Source: United Nations Children’s Fund, Child Marriage: Latest trends and future prospects, UNICEF, New York, 2018
Sacrificing young children, particularly girls, to such harsh cultural traditions and in exchange for other short-term benefits only widens gender inequality and discrimination. Often, these child brides married to older men, face risks of ill treatment, slavery, rape and abuse. Exposing young adolescent girls to such norms is associated with rise in mental illnesses and suicides. However, child marriage is now illegal and thus illegal exchange of vows is a silent violation of human rights, child protection laws and a punishable offense. Yet it persists as a challenging global issue.
The idea of equality is to have the right to make personal decisions regarding education, marriage, finance, and overall wellbeing. However, it fails to be practical when it comes to the basic living rights of young girls and women affected by child marriage. The responsibility of elders is to negotiate their older customs and free children of the burden of a child marriage. Child marriage compromises growth and development of young girls, further limits and takes away the innocence of a normal childhood.

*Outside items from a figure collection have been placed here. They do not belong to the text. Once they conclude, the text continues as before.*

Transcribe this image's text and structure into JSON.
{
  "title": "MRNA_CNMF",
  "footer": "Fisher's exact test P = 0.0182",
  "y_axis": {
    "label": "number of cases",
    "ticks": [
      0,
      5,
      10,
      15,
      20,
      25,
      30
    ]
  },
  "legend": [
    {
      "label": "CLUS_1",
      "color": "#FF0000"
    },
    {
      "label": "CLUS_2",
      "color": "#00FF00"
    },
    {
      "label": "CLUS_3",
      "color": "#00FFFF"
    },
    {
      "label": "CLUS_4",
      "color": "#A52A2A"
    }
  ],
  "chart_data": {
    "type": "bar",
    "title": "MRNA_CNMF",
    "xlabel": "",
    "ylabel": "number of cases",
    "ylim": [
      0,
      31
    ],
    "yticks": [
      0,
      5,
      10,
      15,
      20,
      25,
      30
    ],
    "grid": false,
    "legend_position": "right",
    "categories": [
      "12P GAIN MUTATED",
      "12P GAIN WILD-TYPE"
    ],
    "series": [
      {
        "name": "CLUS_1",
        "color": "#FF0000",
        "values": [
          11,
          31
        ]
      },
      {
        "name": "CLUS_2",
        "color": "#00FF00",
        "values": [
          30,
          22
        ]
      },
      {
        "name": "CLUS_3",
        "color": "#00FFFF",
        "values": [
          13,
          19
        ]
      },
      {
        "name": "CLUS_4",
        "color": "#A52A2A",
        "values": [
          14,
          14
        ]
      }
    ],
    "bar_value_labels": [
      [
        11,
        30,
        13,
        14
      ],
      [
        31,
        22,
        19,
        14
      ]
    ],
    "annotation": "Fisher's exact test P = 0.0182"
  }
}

“Ending child marriage will help break the intergenerational cycle of poverty by allowing girls and women to participate more fully in society. Empowered and educated girls are better able to nourish and care for their children, leading to healthier, smaller families. When girls are allowed to be girls, everybody wins.” – UNICEF 2014
Despite being a nuisance, decline in number of child brides shows a promising trend in eliminating child marriages sooner than expected. However, no region meets the guidelines set by the Sustainable Development Goal target of eliminating this harmful practice by 2030. According to UNICEF, ‘To end child marriage by 2030, progress must be 12 times faster than the progress of the last decade.’

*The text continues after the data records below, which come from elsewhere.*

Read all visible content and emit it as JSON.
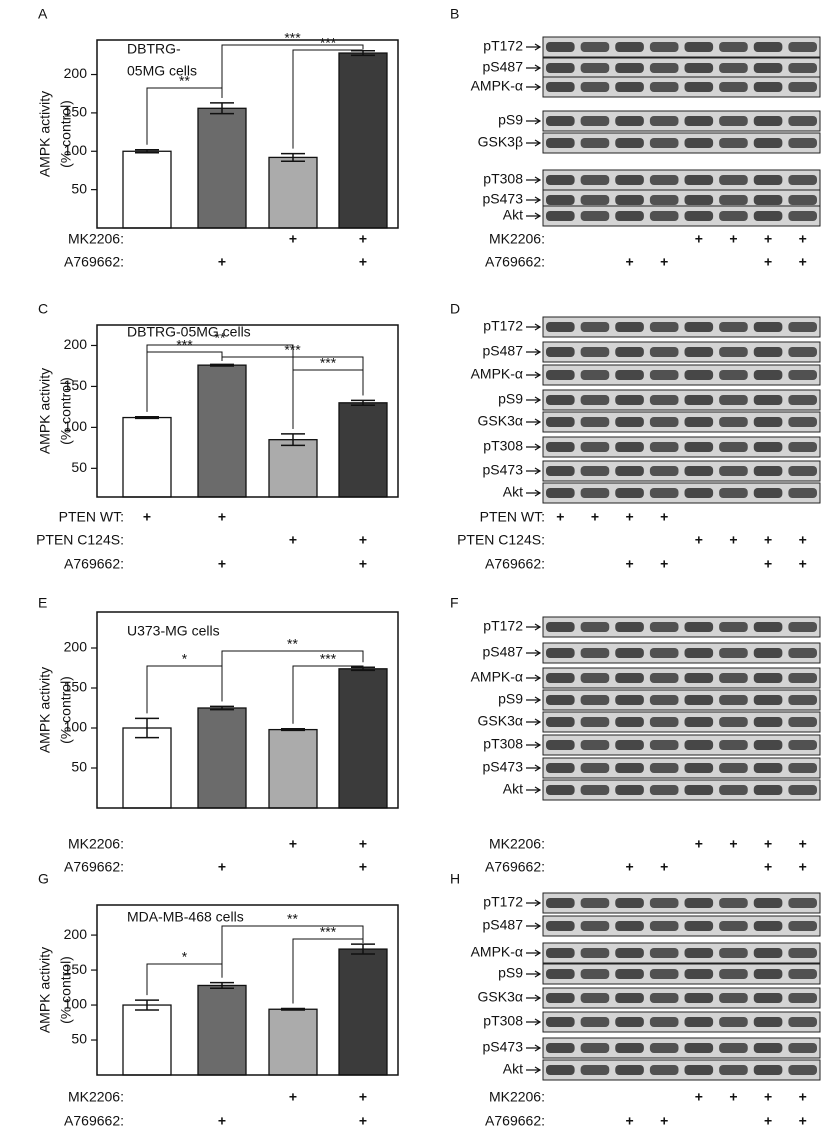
{
  "chart_data": [
    {
      "type": "bar",
      "panel": "A",
      "title": [
        "DBTRG-",
        "05MG cells"
      ],
      "ylabel": [
        "AMPK activity",
        "(% control)"
      ],
      "values": [
        100,
        156,
        92,
        228
      ],
      "errors": [
        2,
        7,
        5,
        3
      ],
      "colors": [
        "#ffffff",
        "#6b6b6b",
        "#ababab",
        "#3b3b3b"
      ],
      "ylim": [
        0,
        245
      ],
      "yticks": [
        50,
        100,
        150,
        200
      ],
      "annotations": [
        "**",
        "***",
        "***"
      ],
      "treatments": [
        {
          "label": "MK2206:",
          "marks": [
            null,
            null,
            "+",
            "+"
          ]
        },
        {
          "label": "A769662:",
          "marks": [
            null,
            "+",
            null,
            "+"
          ]
        }
      ]
    },
    {
      "type": "bar",
      "panel": "C",
      "title": [
        "DBTRG-05MG cells"
      ],
      "ylabel": [
        "AMPK activity",
        "(% control)"
      ],
      "values": [
        112,
        176,
        85,
        130
      ],
      "errors": [
        1,
        1,
        7,
        3
      ],
      "colors": [
        "#ffffff",
        "#6b6b6b",
        "#ababab",
        "#3b3b3b"
      ],
      "ylim": [
        15,
        225
      ],
      "yticks": [
        50,
        100,
        150,
        200
      ],
      "annotations": [
        "***",
        "**",
        "***",
        "***"
      ],
      "treatments": [
        {
          "label": "PTEN WT:",
          "marks": [
            "+",
            "+",
            null,
            null
          ]
        },
        {
          "label": "PTEN C124S:",
          "marks": [
            null,
            null,
            "+",
            "+"
          ]
        },
        {
          "label": "A769662:",
          "marks": [
            null,
            "+",
            null,
            "+"
          ]
        }
      ]
    },
    {
      "type": "bar",
      "panel": "E",
      "title": [
        "U373-MG cells"
      ],
      "ylabel": [
        "AMPK activity",
        "(% control)"
      ],
      "values": [
        100,
        125,
        98,
        174
      ],
      "errors": [
        12,
        2,
        1,
        2
      ],
      "colors": [
        "#ffffff",
        "#6b6b6b",
        "#ababab",
        "#3b3b3b"
      ],
      "ylim": [
        0,
        245
      ],
      "yticks": [
        50,
        100,
        150,
        200
      ],
      "annotations": [
        "*",
        "**",
        "***"
      ],
      "treatments": [
        {
          "label": "MK2206:",
          "marks": [
            null,
            null,
            "+",
            "+"
          ]
        },
        {
          "label": "A769662:",
          "marks": [
            null,
            "+",
            null,
            "+"
          ]
        }
      ]
    },
    {
      "type": "bar",
      "panel": "G",
      "title": [
        "MDA-MB-468 cells"
      ],
      "ylabel": [
        "AMPK activity",
        "(% control)"
      ],
      "values": [
        100,
        128,
        94,
        180
      ],
      "errors": [
        7,
        4,
        1,
        7
      ],
      "colors": [
        "#ffffff",
        "#6b6b6b",
        "#ababab",
        "#3b3b3b"
      ],
      "ylim": [
        0,
        243
      ],
      "yticks": [
        50,
        100,
        150,
        200
      ],
      "annotations": [
        "*",
        "**",
        "***"
      ],
      "treatments": [
        {
          "label": "MK2206:",
          "marks": [
            null,
            null,
            "+",
            "+"
          ]
        },
        {
          "label": "A769662:",
          "marks": [
            null,
            "+",
            null,
            "+"
          ]
        }
      ]
    }
  ],
  "blots": [
    {
      "panel": "B",
      "rows": [
        "pT172",
        "pS487",
        "AMPK-α",
        "pS9",
        "GSK3β",
        "pT308",
        "pS473",
        "Akt"
      ],
      "treatments": [
        {
          "label": "MK2206:",
          "marks": [
            null,
            null,
            null,
            null,
            "+",
            "+",
            "+",
            "+"
          ]
        },
        {
          "label": "A769662:",
          "marks": [
            null,
            null,
            "+",
            "+",
            null,
            null,
            "+",
            "+"
          ]
        }
      ]
    },
    {
      "panel": "D",
      "rows": [
        "pT172",
        "pS487",
        "AMPK-α",
        "pS9",
        "GSK3α",
        "pT308",
        "pS473",
        "Akt"
      ],
      "treatments": [
        {
          "label": "PTEN WT:",
          "marks": [
            "+",
            "+",
            "+",
            "+",
            null,
            null,
            null,
            null
          ]
        },
        {
          "label": "PTEN C124S:",
          "marks": [
            null,
            null,
            null,
            null,
            "+",
            "+",
            "+",
            "+"
          ]
        },
        {
          "label": "A769662:",
          "marks": [
            null,
            null,
            "+",
            "+",
            null,
            null,
            "+",
            "+"
          ]
        }
      ]
    },
    {
      "panel": "F",
      "rows": [
        "pT172",
        "pS487",
        "AMPK-α",
        "pS9",
        "GSK3α",
        "pT308",
        "pS473",
        "Akt"
      ],
      "treatments": [
        {
          "label": "MK2206:",
          "marks": [
            null,
            null,
            null,
            null,
            "+",
            "+",
            "+",
            "+"
          ]
        },
        {
          "label": "A769662:",
          "marks": [
            null,
            null,
            "+",
            "+",
            null,
            null,
            "+",
            "+"
          ]
        }
      ]
    },
    {
      "panel": "H",
      "rows": [
        "pT172",
        "pS487",
        "AMPK-α",
        "pS9",
        "GSK3α",
        "pT308",
        "pS473",
        "Akt"
      ],
      "treatments": [
        {
          "label": "MK2206:",
          "marks": [
            null,
            null,
            null,
            null,
            "+",
            "+",
            "+",
            "+"
          ]
        },
        {
          "label": "A769662:",
          "marks": [
            null,
            null,
            "+",
            "+",
            null,
            null,
            "+",
            "+"
          ]
        }
      ]
    }
  ]
}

The key here is to look at the issue with a multilevel perspective. At a micro system level, awareness of having rights is important and thus necessitates advocacy to promote education, human & gender rights. Rights to decision-making is important for a society to learn and grow in a progressive manner. Similarly, at a macro system level, an integrated approach by the government, religious leaders, policy makers and other prime stakeholders like non-profit organizations is necessary to put a stop to such harmful customs and practices, so as to protect children and women.
“I realized that the barrier to girls’ education isn’t just resources. It’s also about attitudes and beliefs – the belief that girls simply aren’t worthy of an education; that women should have no role outside the home; that their bodies aren’t their own, their minds don’t really matter, and their voices simply shouldn’t be heard” – Former First Lady of the United States, Michelle Obama
To find the first of this series about the clash between child rights and cultural beliefs, check here.
As we mark International Women’s day, we are clamoring for more attention to this terrible practice. Let girls be girls!